Contemporary Native Art Manifestation – A stake in the ground
The sculpture is striking. A life-size, kneeling, suppliant figure in a black hooded sweatshirt, jet black hair spilling out, obscuring the face and body, spreading like a vast cloak around it. White hands, with palms turned upward further impress the notion of supplication and reverence. Yet the lettering on the back of the garment speaks of defiance, and the figure suddenly resembles a crouching tiger in an instant before pouncing. “Fucking Artist, Fucking Indian” read the criss-crossing letters, and the mood turns…
This untitled work by Rebecca Belmore, part of a group exhibition of aboriginal contemporary artists, speaks for all of them by incorporating the many seminal elements that make up the message of A Stake in the Ground. Curated by Nadia Myre, a Quebec artist and an Algonquin member of the Kitigan Zibi Anishnabeg, it features contemporary native artists from across Canada and the United States, seeking expression in myriad mediums, linking modernity with the inevitable traditional element that is the eponymous stake that guarantees their cultural survival.
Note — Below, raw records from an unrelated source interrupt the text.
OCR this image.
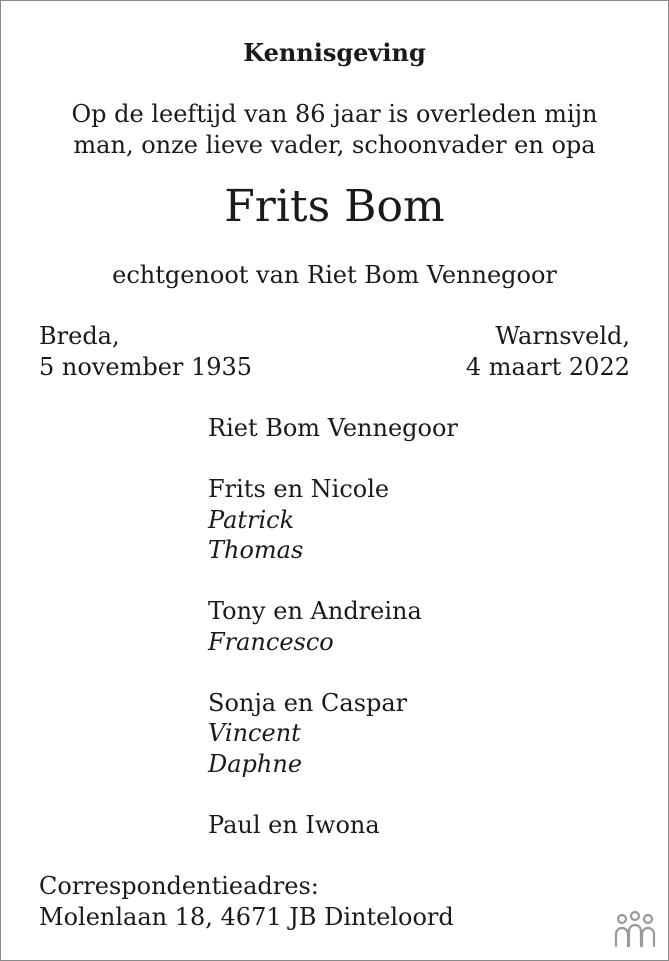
Kennisgeving
Op de leeftijd van 86 jaar is overleden mijn
man, onze lieve vader, schoonvader en opa
Frits Bom
echtgenoot van Riet Bom Vennegoor
Breda,
5 november 1935
Warnsveld,
4 maart 2022
Riet Bom Vennegoor
Frits en Nicole
Patrick
Thomas
Tony en Andreina
Francesco
Sonja en Caspar
Vincent
Daphne
Paul en Iwona
Correspondentieadres:
Molenlaan 18, 4671 JB Dinteloord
The issue is not new, albeit still unresolved, as aboriginal peoples world over fight for recognition and respect. For the artists among them the battle is fought on two fronts, the creative and the societal, and it is to their credit and innate dignity, that these works move and provoke without ever offending.
Language and the land, are the two threads weaving through this exhibition, and the curator chose the artists along those expansive lines. Inevitably eclectic, the selection resulted in works that although didactically connected, each spoke of a distinct individuality, both in the form of expression and the choice of medium. From painting to video, the many artists – and one must not forget the intricacies of each separate cultural group – have woven a tale of dancing against the many restraints and attempts at assimilation that have been the lot of aboriginal nations.
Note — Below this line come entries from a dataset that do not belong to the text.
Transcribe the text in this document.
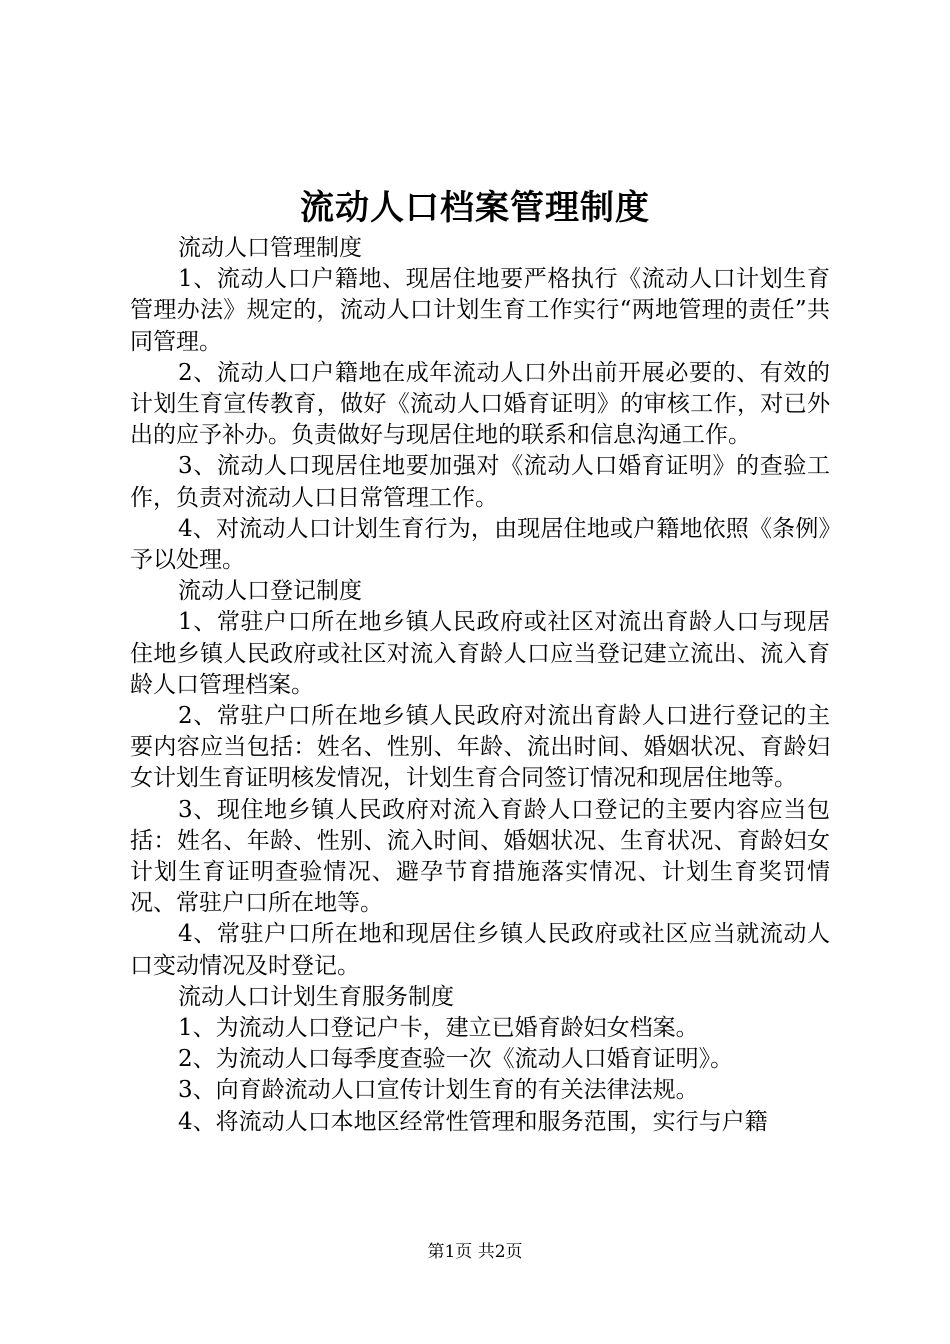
流动人口档案管理制度

流动人口管理制度

1、流动人口户籍地、现居住地要严格执行《流动人口计划生育管理办法》规定的，流动人口计划生育工作实行“两地管理的责任”共同管理。

2、流动人口户籍地在成年流动人口外出前开展必要的、有效的计划生育宣传教育，做好《流动人口婚育证明》的审核工作，对已外出的应予补办。负责做好与现居住地的联系和信息沟通工作。

3、流动人口现居住地要加强对《流动人口婚育证明》的查验工作，负责对流动人口日常管理工作。

4、对流动人口计划生育行为，由现居住地或户籍地依照《条例》予以处理。

流动人口登记制度

1、常驻户口所在地乡镇人民政府或社区对流出育龄人口与现居住地乡镇人民政府或社区对流入育龄人口应当登记建立流出、流入育龄人口管理档案。

2、常驻户口所在地乡镇人民政府对流出育龄人口进行登记的主要内容应当包括：姓名、性别、年龄、流出时间、婚姻状况、育龄妇女计划生育证明核发情况，计划生育合同签订情况和现居住地等。

3、现住地乡镇人民政府对流入育龄人口登记的主要内容应当包括：姓名、年龄、性别、流入时间、婚姻状况、生育状况、育龄妇女计划生育证明查验情况、避孕节育措施落实情况、计划生育奖罚情况、常驻户口所在地等。

4、常驻户口所在地和现居住乡镇人民政府或社区应当就流动人口变动情况及时登记。

流动人口计划生育服务制度

1、为流动人口登记户卡，建立已婚育龄妇女档案。

2、为流动人口每季度查验一次《流动人口婚育证明》。

3、向育龄流动人口宣传计划生育的有关法律法规。

4、将流动人口本地区经常性管理和服务范围，实行与户籍

第1页 共2页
Some of the works speak in a voice so quiet as to be overwhelmed by the powerful expression of such pieces as Belmore’s. Yet each holds true to the heart of the exhibition, and to that of the artist.
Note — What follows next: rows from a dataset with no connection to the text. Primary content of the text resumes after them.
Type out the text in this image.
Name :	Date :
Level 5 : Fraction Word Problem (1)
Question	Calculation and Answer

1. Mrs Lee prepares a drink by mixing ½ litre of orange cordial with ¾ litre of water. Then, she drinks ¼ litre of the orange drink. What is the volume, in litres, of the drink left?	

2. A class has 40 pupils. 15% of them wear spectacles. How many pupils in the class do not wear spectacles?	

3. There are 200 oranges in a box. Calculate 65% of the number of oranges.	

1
Vanessa Dion Fletcher brings the land into her studio, literally. Referred to as a “nomadic printmaker”, she collects her material by walking her ancestral territory in custom made shoes with copper soles, gathering imprints of the land, which she later transfers into topographic “maps”. The images are delicate and ethereal, resembling Zen drawings. Magical.
Diné photographer William (Will) Wilson offers a strikingly different view in his multiple landscapes with dramatic skies and a sentinel figure in a gas mask. Powerful and contemporary, his large-scale colour photographs are at once romantic and menacing.
There is little to read between the lines in Hock E Aye Vi Edgar Heap of Birds’ installation Dead Indian Stories, which consists simply of a frieze of 50 red monoprints on rag paper with hand written, graffito style, “headlines” of the type: Find People Kill People Washita River, Indian Still Target Obama Bin Laden Geronimo, Dead Indian Run Over by Cars, and so on. Reality hits home. As it does at the sight of a skinned wolf on the floor, part of its body already lined and bordered for a rug or a trophy, the upper half eerily alive, struggling to rise up. Macabre and grotesque, but nevertheless powerful, this piece by Nicholas Galanin speaks of our relationship to the natural world, especially that of animals.
Nature finds expression in a more gentle, even elegant manner in Sonny Assu’a sculptures, and photographic prints of the pieces. As part of his Longing Series, he presents heads with barely accentuated features, some with a promise of a face, all formed from raw cedar blocks, that by their innate form inspire and invest each work. They are at once contemporary in their unforgiving minimalism, and intrinsically linked to the world of nature of which they were born.
The inclusion of iconic artist Rita Letendre in this exhibition can only be seen as a means of raising the show’s merit, for her hard edge, abstract canvases are in stark contrast to the rest of the works and ultimately do both a disservice. Her only link with the theme is her native heritage – her father was of Aboriginal origin -, her art having gone beyond the message at the heart of A Stake in the Ground. She has set hers firmly in a long time ago.